Devo ammettere che mi sono approcciata al libro Il corpo della femmina di Veronica Pacini con buone aspettative che all’inizio sono state corrisposte. Una scrittura visiva coinvolgente fatta di immagini, più che di parole. Anche la trama inizialmente mi ha colpito, per niente lineare, quasi quadri che spennellano momenti salienti di vita intorno al tema centrale del corpo.
Erica, la protagonista, e’ alla prese con l’accettazione del proprio corpo a partire dalla prima infanzia, passando all’adolescenza fino alla soglia dell’età adulta.
Un misto di effettiva critica sociale relativa all’attribuzione dell’identità personale a partire dal genere, scandita da determinate tappe di sviluppo: un primo accenno di seno, le mestruazioni, le prime palpatine sul sedere da parte dei compagni di classe delle medie, accettate per sentirsi parte di qualcosa, per sentirsi viste.
Quindi la pubertà. Il digiuno di giorni per cercare di esistere a prescindere dalla carne, una certo misticismo cristologico, quasi una vocazione spirituale, premonizione del dolore autoniflitto.

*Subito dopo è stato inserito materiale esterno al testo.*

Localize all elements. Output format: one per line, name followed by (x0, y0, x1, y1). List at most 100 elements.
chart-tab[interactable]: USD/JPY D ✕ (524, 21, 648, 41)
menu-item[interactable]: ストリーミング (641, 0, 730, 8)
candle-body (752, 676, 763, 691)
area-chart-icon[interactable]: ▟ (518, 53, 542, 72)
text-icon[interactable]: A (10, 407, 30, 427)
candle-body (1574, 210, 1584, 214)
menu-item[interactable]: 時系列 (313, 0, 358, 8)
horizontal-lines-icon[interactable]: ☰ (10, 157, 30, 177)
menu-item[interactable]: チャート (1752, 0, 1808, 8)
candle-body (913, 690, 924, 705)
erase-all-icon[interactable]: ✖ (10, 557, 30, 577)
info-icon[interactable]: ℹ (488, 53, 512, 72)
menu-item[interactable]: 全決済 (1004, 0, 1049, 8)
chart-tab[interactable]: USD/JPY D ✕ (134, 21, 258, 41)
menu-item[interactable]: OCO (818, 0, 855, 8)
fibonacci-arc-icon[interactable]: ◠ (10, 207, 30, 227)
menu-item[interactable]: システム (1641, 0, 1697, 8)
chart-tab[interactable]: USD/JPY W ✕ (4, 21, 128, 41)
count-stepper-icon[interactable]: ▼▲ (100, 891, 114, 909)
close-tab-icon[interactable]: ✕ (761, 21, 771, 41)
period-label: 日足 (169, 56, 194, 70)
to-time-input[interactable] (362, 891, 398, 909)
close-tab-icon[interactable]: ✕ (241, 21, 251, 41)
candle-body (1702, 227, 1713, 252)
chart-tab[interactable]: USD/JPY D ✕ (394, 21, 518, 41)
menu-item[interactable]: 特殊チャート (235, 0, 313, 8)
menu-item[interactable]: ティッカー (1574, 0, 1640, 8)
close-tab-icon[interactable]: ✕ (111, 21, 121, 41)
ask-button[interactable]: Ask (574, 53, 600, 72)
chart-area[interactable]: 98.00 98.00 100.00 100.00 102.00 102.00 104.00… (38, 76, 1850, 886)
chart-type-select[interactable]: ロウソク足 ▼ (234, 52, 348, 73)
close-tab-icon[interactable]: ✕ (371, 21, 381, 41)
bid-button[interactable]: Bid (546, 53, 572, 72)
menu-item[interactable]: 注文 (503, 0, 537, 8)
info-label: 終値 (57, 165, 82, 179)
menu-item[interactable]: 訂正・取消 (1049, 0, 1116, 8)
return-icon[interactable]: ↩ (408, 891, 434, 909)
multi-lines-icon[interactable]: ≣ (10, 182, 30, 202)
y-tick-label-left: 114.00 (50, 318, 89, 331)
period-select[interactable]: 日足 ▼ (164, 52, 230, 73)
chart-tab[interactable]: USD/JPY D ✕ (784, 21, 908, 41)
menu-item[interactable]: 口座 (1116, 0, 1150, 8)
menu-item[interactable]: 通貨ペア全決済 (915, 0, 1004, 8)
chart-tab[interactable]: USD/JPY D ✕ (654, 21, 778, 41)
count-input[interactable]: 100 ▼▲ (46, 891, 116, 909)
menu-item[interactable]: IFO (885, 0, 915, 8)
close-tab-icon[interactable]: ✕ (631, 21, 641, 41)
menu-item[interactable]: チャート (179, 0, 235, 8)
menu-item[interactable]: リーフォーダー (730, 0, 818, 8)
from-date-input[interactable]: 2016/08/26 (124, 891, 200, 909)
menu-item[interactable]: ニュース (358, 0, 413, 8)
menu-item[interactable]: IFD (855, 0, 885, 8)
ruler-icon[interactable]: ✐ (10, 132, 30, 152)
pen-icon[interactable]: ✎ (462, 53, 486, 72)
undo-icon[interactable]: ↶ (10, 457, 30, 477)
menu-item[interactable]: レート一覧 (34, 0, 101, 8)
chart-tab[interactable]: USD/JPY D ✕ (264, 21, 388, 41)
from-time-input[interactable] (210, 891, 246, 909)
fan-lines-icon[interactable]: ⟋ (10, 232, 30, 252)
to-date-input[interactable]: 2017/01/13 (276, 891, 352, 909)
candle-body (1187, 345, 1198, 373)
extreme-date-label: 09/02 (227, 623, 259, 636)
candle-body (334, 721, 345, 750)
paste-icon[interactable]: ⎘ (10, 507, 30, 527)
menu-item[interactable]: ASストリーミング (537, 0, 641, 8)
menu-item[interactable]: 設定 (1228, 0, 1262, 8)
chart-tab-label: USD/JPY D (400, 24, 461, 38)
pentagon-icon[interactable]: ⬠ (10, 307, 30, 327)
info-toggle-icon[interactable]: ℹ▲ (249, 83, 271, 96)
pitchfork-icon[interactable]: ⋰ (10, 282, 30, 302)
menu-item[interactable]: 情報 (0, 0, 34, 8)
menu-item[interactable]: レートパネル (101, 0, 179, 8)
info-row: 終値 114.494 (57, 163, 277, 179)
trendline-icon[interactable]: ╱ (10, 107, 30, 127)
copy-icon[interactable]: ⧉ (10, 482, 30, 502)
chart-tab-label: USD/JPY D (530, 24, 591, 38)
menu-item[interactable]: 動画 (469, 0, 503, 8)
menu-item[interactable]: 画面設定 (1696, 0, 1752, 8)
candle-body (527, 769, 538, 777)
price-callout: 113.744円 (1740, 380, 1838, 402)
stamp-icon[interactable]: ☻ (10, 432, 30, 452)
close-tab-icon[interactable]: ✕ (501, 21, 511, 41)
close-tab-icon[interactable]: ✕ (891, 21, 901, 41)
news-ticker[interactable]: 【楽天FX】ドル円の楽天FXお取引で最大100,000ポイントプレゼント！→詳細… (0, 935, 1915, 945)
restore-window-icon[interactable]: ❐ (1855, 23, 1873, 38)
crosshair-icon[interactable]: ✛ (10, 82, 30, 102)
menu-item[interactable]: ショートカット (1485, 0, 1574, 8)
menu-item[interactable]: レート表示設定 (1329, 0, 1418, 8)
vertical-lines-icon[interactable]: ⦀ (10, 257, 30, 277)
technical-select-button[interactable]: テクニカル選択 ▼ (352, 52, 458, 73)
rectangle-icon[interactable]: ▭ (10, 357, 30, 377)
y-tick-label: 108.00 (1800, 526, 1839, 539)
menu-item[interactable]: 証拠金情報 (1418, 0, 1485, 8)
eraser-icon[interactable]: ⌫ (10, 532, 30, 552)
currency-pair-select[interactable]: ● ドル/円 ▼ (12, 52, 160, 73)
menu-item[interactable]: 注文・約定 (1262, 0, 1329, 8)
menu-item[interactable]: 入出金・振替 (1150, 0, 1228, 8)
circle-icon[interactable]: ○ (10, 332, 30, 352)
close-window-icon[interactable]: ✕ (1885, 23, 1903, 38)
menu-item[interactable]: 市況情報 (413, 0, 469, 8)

L’adolescenza è solitudine in mezzo agli altri, rifugio nella masturbazione, tentativo di provare piacere.
Post adolescenza: Erica ormai è all’università ma ancora non è scesa a patti con la propria fisicità e non ci scende neanche dopo l’autolesionismo che culmina in un tentato suicidio.
"La trasformazione si da’ nel sangue, nel dolore. Le mestruazioni, il primo rapporto sessuale, il parto. Tagliuzzare il proprio corpo in una foresta africana, o nel bagno di una casa di studenti. Sangue e dolore. Mi specchiai nella lametta, ne appannai la lucentezza sussurrandomi sopra una piccola preghiera, una lode alla metamorfosi."
L'autrice più che un romanzo, ci presenta un excaletion continua di dissoluzione e martirizzazione del proprio corpo, tanto che da lettrice non ho capito il senso di tale sfacelo. Qual'è lo scopo o l'obiettivo finale di questo triste "percorso critsologico"? La ricerca della propria anima forse? Della propria inclinazione sessuale? Semplice annichilimento?
L'unica risposta plausibile sarebbe a mio avviso quella della mancata accettazione della propria inclinazione sessuale, oppure una certa passività riguardo alla propria esistenza, in quache modo ancora imbrigliata in un obsoleto dualismo platonico di anima e copro.
Mi sono arenata alle ultime cinquanta pagine, ma non per la tematica dell'abisso legato alla prostituzione del proprio corpo, anzi generalmente apprezzo le tematiche disturbanti, ma qui anche la prosa dell’autrice che inizialmente mi aveva colpito alla fine mi pesava. Metaforica, carnale anch’essa resta incapace di restituire salvezza, nelle parole almeno.
"L’unica cosa che sospettavo era che non avrei più riprovato a usare la coppetta, che non avrei fatto la rivoluzione ne’ la pace con la mia carne riottosa, che non avrei mai smesso di piangere sotto la doccia dopo aver fatto l’amore, che non avrei mai più goduto di un piacere puro e luminoso come a tredici anni e che ogni piccolo, sudato orgasmo mi avrebbe consegnata tutta intera e indifendibile alla vergogna."